Bei Matthäus wird die Verkündigung Jesu durch die Seligpreisungen eingeleitet: „Selig sind die Armen im Geiste, denn ihrer ist das Himmelreich“ (Mt 5,3). Es endet mit der Szene des Weltgerichts: Diejenigen, die der Not ihrer geringsten Brüder und Schwestern gedient haben, erhalten den Segen des Vaters und empfangen das Reich als Erbe, das seit der Erschaffung der Welt für sie bestimmt ist. Die Herrschaft Jesu anzuerkennen bedeutet, die Geringen und Kleinen anzuerkennen. Die Armen, die Kleinen, die Letzten, die Ausgestoßenen, treten nicht nur in das Reich Gottes ein, sondern in ihnen und durch sie offenbart sich das wahre Königtum Jesu. Sein Reich entspricht nicht der Logik der Welt, in der diejenigen, die herrschen, über andere herrschen, indem sie Untertanen, Unterwürfige schaffen. Wie Papst Franziskus gerne über die Kirche und ihre Struktur sagt, ist die Pyramide umgestürzt: Wer herrscht, ist nicht oben, sondern unten; er beherrscht nicht, sondern wartet in seiner Armut darauf, die Hilfe und Barmherzigkeit zu erhalten, die er braucht.
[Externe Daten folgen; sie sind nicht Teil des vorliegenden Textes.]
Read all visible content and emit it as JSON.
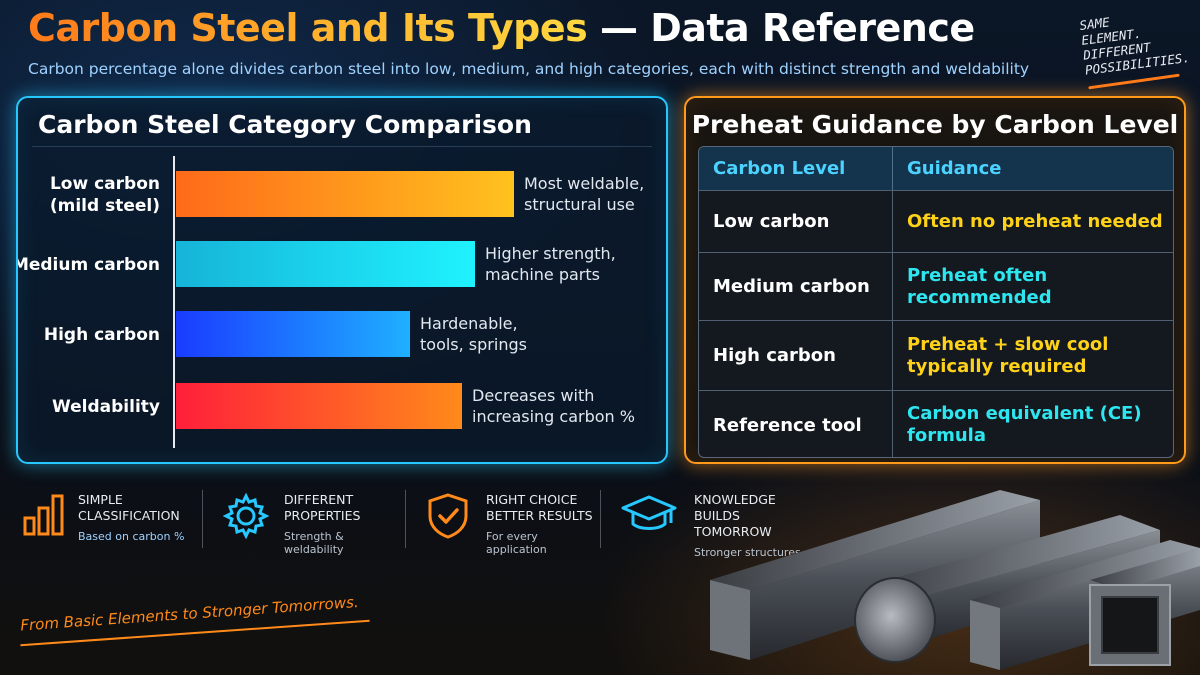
{
  "header": {
    "title_part1": "Carbon Steel and Its Types",
    "title_part2": " — Data Reference",
    "subtitle": "Carbon percentage alone divides carbon steel into low, medium, and high categories, each with distinct strength and weldability",
    "motto": [
      "SAME",
      "ELEMENT.",
      "DIFFERENT",
      "POSSIBILITIES."
    ]
  },
  "comparison": {
    "title": "Carbon Steel Category Comparison",
    "rows": [
      {
        "label": [
          "Low carbon",
          "(mild steel)"
        ],
        "note": [
          "Most weldable,",
          "structural use"
        ],
        "gradient": [
          "#ff6a1a",
          "#ffc21e"
        ],
        "value": 0.52
      },
      {
        "label": [
          "Medium carbon"
        ],
        "note": [
          "Higher strength,",
          "machine parts"
        ],
        "gradient": [
          "#16b4d8",
          "#1ff2ff"
        ],
        "value": 0.46
      },
      {
        "label": [
          "High carbon"
        ],
        "note": [
          "Hardenable,",
          "tools, springs"
        ],
        "gradient": [
          "#1a3cff",
          "#1fb0ff"
        ],
        "value": 0.36
      },
      {
        "label": [
          "Weldability"
        ],
        "note": [
          "Decreases with",
          "increasing carbon %"
        ],
        "gradient": [
          "#ff1f3a",
          "#ff8a1a"
        ],
        "value": 0.44
      }
    ]
  },
  "preheat": {
    "title": "Preheat Guidance by Carbon Level",
    "headers": [
      "Carbon Level",
      "Guidance"
    ],
    "rows": [
      {
        "level": "Low carbon",
        "guidance": [
          "Often no preheat needed"
        ],
        "color": "yellow"
      },
      {
        "level": "Medium carbon",
        "guidance": [
          "Preheat often",
          "recommended"
        ],
        "color": "cyan"
      },
      {
        "level": "High carbon",
        "guidance": [
          "Preheat + slow cool",
          "typically required"
        ],
        "color": "yellow"
      },
      {
        "level": "Reference tool",
        "guidance": [
          "Carbon equivalent (CE)",
          "formula"
        ],
        "color": "cyan"
      }
    ]
  },
  "features": [
    {
      "icon": "bar-chart-icon",
      "head": [
        "SIMPLE",
        "CLASSIFICATION"
      ],
      "sub": "Based on carbon %"
    },
    {
      "icon": "gear-icon",
      "head": [
        "DIFFERENT",
        "PROPERTIES"
      ],
      "sub": "Strength & weldability"
    },
    {
      "icon": "shield-check-icon",
      "head": [
        "RIGHT CHOICE",
        "BETTER RESULTS"
      ],
      "sub": "For every application"
    },
    {
      "icon": "graduation-cap-icon",
      "head": [
        "KNOWLEDGE",
        "BUILDS TOMORROW"
      ],
      "sub": "Stronger structures"
    }
  ],
  "footer": "From Basic Elements to Stronger Tomorrows.",
  "colors": {
    "accent_orange": "#ff8a1a",
    "accent_cyan": "#26c8ff",
    "yellow": "#ffd21a"
  }
}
Die Logik des Königtums dieses paradoxen Königreichs manifestiert sich in der Tat nicht als Macht über andere, sondern als Liebe, die sich um ihr Leben zu kümmern weiß, als Dankbarkeit, die eine solidarische Nähe begrüßt. Der letzte Feind, der vernichtet wird, schreibt Paulus, wird der Tod sein. Das Böse wird von dieser demütigen, armen, unbewaffneten Liebe besiegt, die die Logik der Herrschaft über andere umstößt.